Furthermore, your solution is fragile, because it requires you only to use HTMLPurifier as the entry point to the application. There are plenty of classes in HTML Purifier which can and should be used as stand alone, and they will in fact break under your scheme because you used them directly, not HTMLPurifier, and the defined constant never got set.
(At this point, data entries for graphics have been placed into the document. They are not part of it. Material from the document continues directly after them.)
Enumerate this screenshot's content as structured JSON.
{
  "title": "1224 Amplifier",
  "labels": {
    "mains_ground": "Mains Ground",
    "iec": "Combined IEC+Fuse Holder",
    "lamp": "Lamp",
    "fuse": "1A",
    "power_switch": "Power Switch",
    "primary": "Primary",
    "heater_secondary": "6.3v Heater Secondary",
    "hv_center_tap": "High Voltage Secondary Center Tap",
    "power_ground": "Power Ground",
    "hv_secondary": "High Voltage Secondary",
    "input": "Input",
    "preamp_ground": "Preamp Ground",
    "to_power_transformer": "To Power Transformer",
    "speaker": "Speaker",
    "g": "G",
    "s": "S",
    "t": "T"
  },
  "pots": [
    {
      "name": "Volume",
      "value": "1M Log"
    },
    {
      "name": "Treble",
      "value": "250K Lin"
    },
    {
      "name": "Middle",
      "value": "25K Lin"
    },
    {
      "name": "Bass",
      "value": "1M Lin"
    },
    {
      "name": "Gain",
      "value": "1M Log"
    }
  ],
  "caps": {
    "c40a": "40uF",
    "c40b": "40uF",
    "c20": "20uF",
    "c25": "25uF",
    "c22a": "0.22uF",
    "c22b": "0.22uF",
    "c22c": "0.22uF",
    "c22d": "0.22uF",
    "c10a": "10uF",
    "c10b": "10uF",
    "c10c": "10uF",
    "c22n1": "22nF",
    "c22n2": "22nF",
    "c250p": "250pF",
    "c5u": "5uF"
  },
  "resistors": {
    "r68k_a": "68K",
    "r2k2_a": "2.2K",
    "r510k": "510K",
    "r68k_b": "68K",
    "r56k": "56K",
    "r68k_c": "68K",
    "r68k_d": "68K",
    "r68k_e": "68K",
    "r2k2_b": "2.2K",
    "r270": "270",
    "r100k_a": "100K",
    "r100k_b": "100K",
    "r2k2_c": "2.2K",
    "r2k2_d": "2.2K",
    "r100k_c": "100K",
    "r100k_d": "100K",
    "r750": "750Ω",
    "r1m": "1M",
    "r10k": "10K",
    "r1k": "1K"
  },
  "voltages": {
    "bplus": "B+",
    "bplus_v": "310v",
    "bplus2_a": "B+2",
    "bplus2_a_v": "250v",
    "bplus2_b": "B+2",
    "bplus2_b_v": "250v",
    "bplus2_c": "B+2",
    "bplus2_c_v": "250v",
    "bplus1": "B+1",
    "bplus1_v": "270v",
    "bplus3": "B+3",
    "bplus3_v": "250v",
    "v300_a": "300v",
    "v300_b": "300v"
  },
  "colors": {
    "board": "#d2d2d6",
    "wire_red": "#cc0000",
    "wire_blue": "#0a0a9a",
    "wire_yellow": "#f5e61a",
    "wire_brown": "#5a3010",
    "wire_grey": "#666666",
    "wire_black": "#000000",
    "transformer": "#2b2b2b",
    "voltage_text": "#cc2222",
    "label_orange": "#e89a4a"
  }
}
There is one final reason for not putting such a check in HTMLPurifier.php; if you don't have any ambient code executed in your include files, it's easier for systems like HipHop to optimize, since they can truly treat PHP files as class definitions, and not as "arbitrary scripts which may run some code."

Dalibor Karlović
Re: HTMLPURIFIER_PREFIX not "framework-friendly"
March 27, 2012 06:02AM

I see your point and agree with you on most counts. What if we place the problem on its head: what does HTMLPURIFIER_PREFIX do for the library? As I've found, it's used in these files (in 4.3.0):

DefinitionCache/Serializer.php 1x LanguageFactory.php 1x ConfigSchema/InterchangeBuilder.php 1x Printer/ConfigForm.php 2x EntityLookup.php 1x Bootstrap.php 4x ConfigSchema.php 1x

So, if we assume that allowing for 3rd party loaders is OK, this only leaves us with the HTMLPURIFIER_PREFIX issue. Can it be ripped out? For example, adding

class HTMLPurifier_Config
{
    // ...
    protected static $base;

    public static function setBase($base) {
        self::$base = $base;
    }

    public static function getBase() {
        if (null === self::$base) {
            self::$base = dirname(__FILE__);
        }
    }
}

We're now able to replace every usage of the constant with HTMLPurifier_Config::getBase() AND we keep the configurability if it's needed. The only problem left is to fix the custom loading cases (which I haven't encountered yet).